特に今日は、イメルダの家にルシアもいるのに。
「ハム摩呂。教会より向こうには行くなよ。帰ってこられなくなるから」
「すっぽんぽんオジサン?」
「そんなオジサンは存在しない」
「……え?」
こらハム摩呂。
俺を凝視するな。
両手で両目をこしこしこするな。
で、再び俺を凝視するな。
俺、ソレじゃないから。
「じゃー、今日はおねーちゃんと一緒に寝るー!」
「あぁ、待て。今日はモリーがいるから」
「じゃあ、店長さんと一緒に寝るー!」
「まぁ、待て、ハム摩呂。俺の部屋で寝ようか、な?」
「うんー! お兄ちゃんのベッド占領するー!」
占領すんじゃねぇよ。とか思いながら、いつの間にかハム摩呂の小さな頭を鷲掴みにしていたことに驚いた。
おや、いつの間に?
あぁ、そうか。
ハム摩呂にベッドを占領されたら俺の寝るところがなくなるから、俺こそがジネットと一緒に寝れば万事丸く収まるのか、うんうん。
「ベッド、占領していいぞ」
「わーい! もう眠いー! 半分寝てるー!」
両手を上げながら厨房へと駆け込んでいくハム摩呂。
廊下をみしみし言わせた後、ドアをがっちゃんがっちゃん言わせている。
「未来を閉ざす、新手の呪いやー!」
「……んな呪いはかかってねぇよ」
滅多に閉められない鍵ゆえに、ハム摩呂はその存在を認識できないらしい。
やれやれ。
裸足でぺったぺったと廊下を歩き、鍵を開けてハム摩呂を見送る。
中庭から見上げれば、二階はすでに静かになっていた。
もう寝たってことはおそらくないだろうから、現在は湯浴みの真っ只中ってところか。
湯浴みの後はもう降りてこないだろう。濡れた髪に、この外気は寒過ぎる。
ハム摩呂がどんな行動に出るか分からないし、トイレもフロアにあるし……
施錠するのはやめて、フロアへと戻る。
折角張ったお湯は、なんだかもうぬるま湯になっていた。
鍵もないし、なんかもう疲れたし……
「足湯でいいかな、もう」
裸足で歩いたせいで足の裏が真っ黒だ。
この汚れだけ落として、今日はおしまいにしよう。一日二日風呂に入らなくても死にはしない。

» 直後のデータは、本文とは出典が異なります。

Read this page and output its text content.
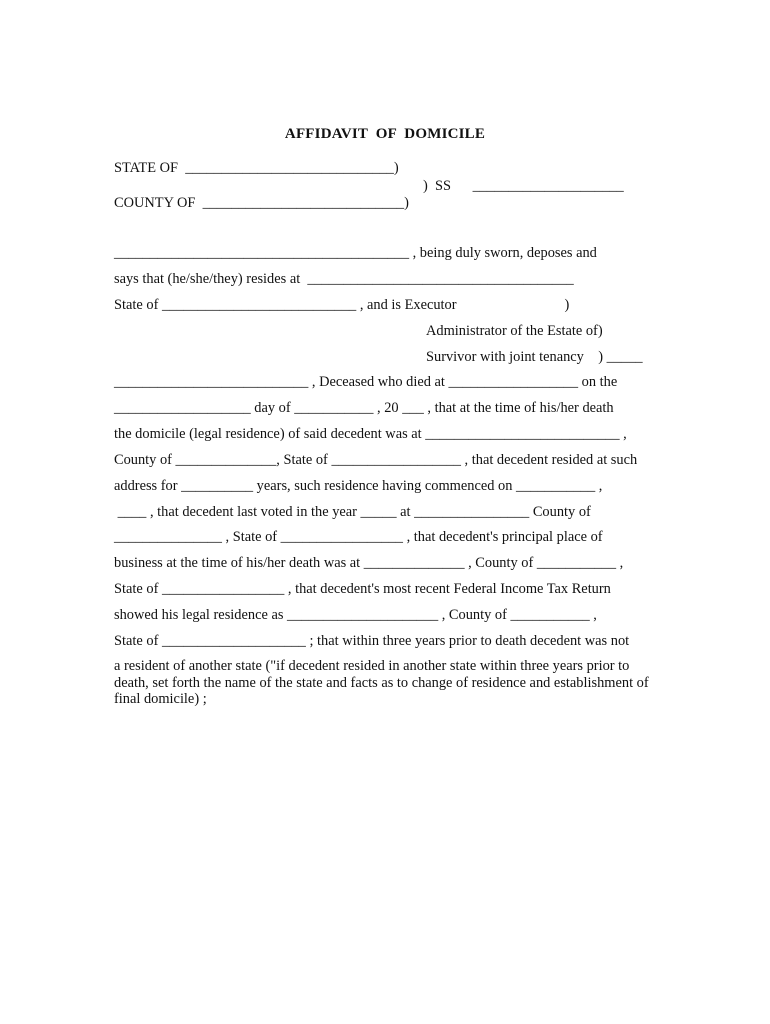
AFFIDAVIT  OF  DOMICILE
STATE OF  _____________________________)
)  SS      _____________________
COUNTY OF  ____________________________)
_________________________________________ , being duly sworn, deposes and
says that (he/she/they) resides at  _____________________________________
State of ___________________________ , and is Executor                              )
Administrator of the Estate of)
Survivor with joint tenancy    ) _____
___________________________ , Deceased who died at __________________ on the
___________________ day of ___________ , 20 ___ , that at the time of his/her death
the domicile (legal residence) of said decedent was at ___________________________ ,
County of ______________, State of __________________ , that decedent resided at such
address for __________ years, such residence having commenced on ___________ ,
____ , that decedent last voted in the year _____ at ________________ County of
_______________ , State of _________________ , that decedent's principal place of
business at the time of his/her death was at ______________ , County of ___________ ,
State of _________________ , that decedent's most recent Federal Income Tax Return
showed his legal residence as _____________________ , County of ___________ ,
State of ____________________ ; that within three years prior to death decedent was not
a resident of another state ("if decedent resided in another state within three years prior to death, set forth the name of the state and facts as to change of residence and establishment of final domicile) ;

どうしても我慢できなければ昼間に体を拭くくらいは出来る。
そう考えたら一気に面倒くさくなった。
手近な椅子を一脚持って、たらいのそばに腰を下ろす。
お湯に足をつけると、じんわりとした温もりが全身に伝わってくる。
あぁ……気持ちいい。
やっぱ浴槽欲しいなぁ……エステラの家にはあるんだもんなぁ。出来なくはないんだよなぁ。
まぁ、沸かすのがすげぇ面倒だけど……
取りとめもないことをぐるぐる考えているうちに、俺の意識は徐々に薄らいでいった。